Ruang keempat seperti memasuki ruang bawah tanah, cahayanya semakin redup di dalam sini. Ruang ini berupa lorong panjang berliku yang menunjukkan penyiksaan dan eksekusi kejam pada abad pertengahan di eropa, seperti tengkorak yang digantung, kursi listrik yang tiba-tiba menyala, model boneka yang dipancung, dan seterusnya. Duo centil semakin sering menjerit setiap beberapa langkah karena terkejut. Hebatnya, Mika tetap berjalan tenang di depan kami seperti pemandu saja. Matanya berbinar senang melihat semua atraksi itu.

Terkadang sekumpulan kelelawar mainan berkepak melintasi kepala kami, diiringi teriakan korban penyiksaan dari speaker. Kurasakan sesuatu menetes di tengkukku, aku segera menoleh ke belakang karena berpikir itu adalah tetesan air mata Rina. Gadis itu dan kembarannya memang menangis, tapi tinggi tubuh mereka tak melebihi bahuku, jadi tak mungkin ini air mata mereka. Aku mengusap tetesan itu lalu mencium tanganku, bau pesing. Sial, ini mungkin air kencing kelelawar tadi. Ternyata mereka bukan mainan.

Ruang kelima melewati sungai. Sungai asli, bukan selokan atau sungai buatan. Pernak-pernik dalam ruangan ini juga lebih alami dengan rerumputan, semak, pohon-pohon, dan rumpun bambu. Terdengar lolongan serigala sesuai gambar yang dilukis di kedua sisi ruangan, yaitu gambar serigala di atas gunung yang melolong pada bulan purnama. Tantangan dalam ruangan ini adalah... kami harus melewati jembatan gantung!

Di sini keberanianku kembali muncul, aku sengaja melompat dan menggoyangkan jembatan itu, Mika juga dengan senang hati mengikuti tingkahku. Seperti yang kuduga, Rina dan Sasha menangis sejadi-jadinya. Mereka hanya duduk gemetar di tengah jembatan sambil mencengkram ujung bajuku erat sehingga aku tak bisa maju. Mereka terus memohon agar aku berhenti melompat. Karena kasihan akhirnya aku menurut. Rasanya butuh waktu puluhan menit sampai akhirnya mereka mau meneruskan perjalanan sampai di ujung jembatan.

"Ada apa?" tanyaku pada Mika yang tampak kebingungan.

"Pintunya tak bisa terbuka," jawab gadis itu gugup. Keringat dingin membasahi wajanya.

"Coba kulihat." Aku melewatinya mendekati pintu jeruji itu.

Kudorong, tak bergerak. Kutarik, masih tak bergerak. Kupukul dan kutendang, sepertinya pintu ini macet. Gawat!

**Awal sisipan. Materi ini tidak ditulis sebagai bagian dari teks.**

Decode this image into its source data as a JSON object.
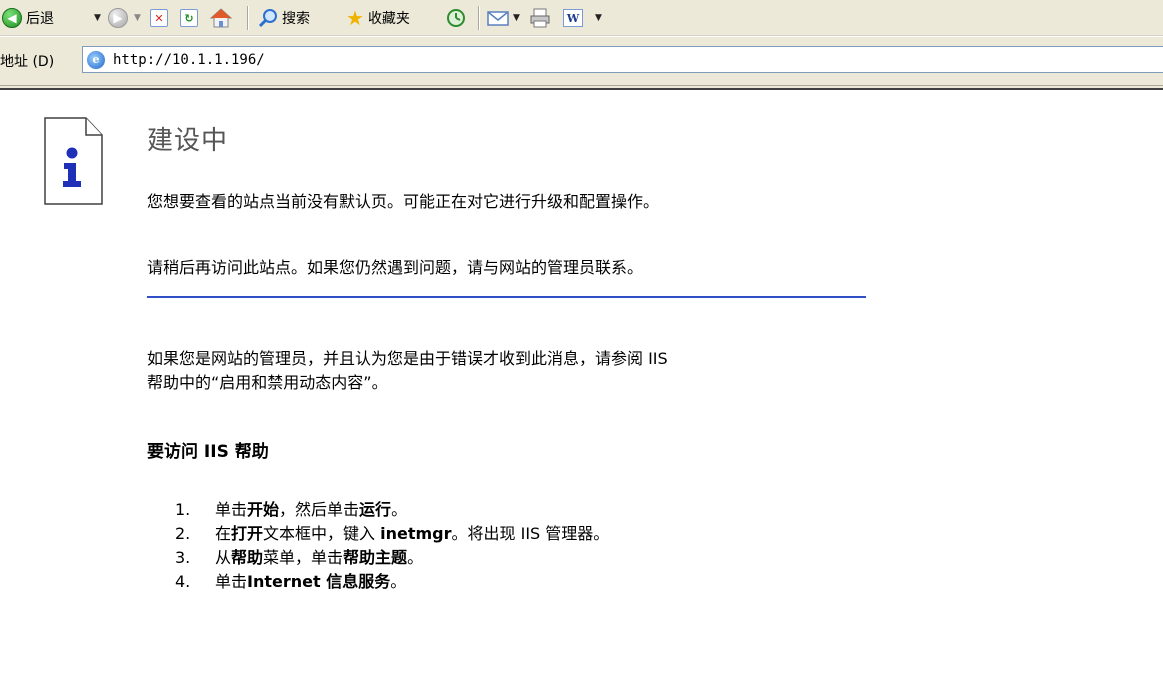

"Lucky, ada apa?" tanya Sasha dari belakang. Dandanannya luntur karena air mata, begitu pula dengan Rina. Arrgh, sekarang bukan saatnya memperhatikan dandanan mereka!

"Pintunya macet, tunggu sebentar," kataku berusaha tetap tenang. Kukerahkan segenap tenaga untuk menarik dan mendorongnya. Sial! Aku tak mau terjebak dalam tempat ini!

"Bagaimana ini? Kita terjebak?" rengek Rina mulai panik, disusul tangisan Sasha. Menyebalkan, aku tak butuh tangisan mereka untuk membuatku semakin cemas.

"Apa kalian tak bisa diam!?" raungku kesal.

"Rina, Sasha, tenanglah. Lucky, sudahlah. Mungkin kita tersesat. Coba kita kembali ke ruangan sebelumnya, mungkin ada pintu lain menuju jalan keluarnya." Aku mengangguk menyetujui usul Mika. Rina dan Sasha merengek lagi karena tak mau melewati jembatan gantung.

"Tak apa-apa. Kami akan berjalan pelan-pelan," hibur Mika. Setelah puluhan menit berikutnya, akhirnya duo cengeng mulai meniti papan jembatan itu. Formasi kami kini berubah, Sasha di depan, diikuti Rina, kemudian Mika, dan aku paling belakang. Perjalanan kami makin lambat karena dipimpin duo cengeng itu.

"Tidak!" Mendadak Sasha duduk dan menutup wajahnya di tengah jembatan.

"Ada apa lagi? Ayo jalan," seruku tak sabar.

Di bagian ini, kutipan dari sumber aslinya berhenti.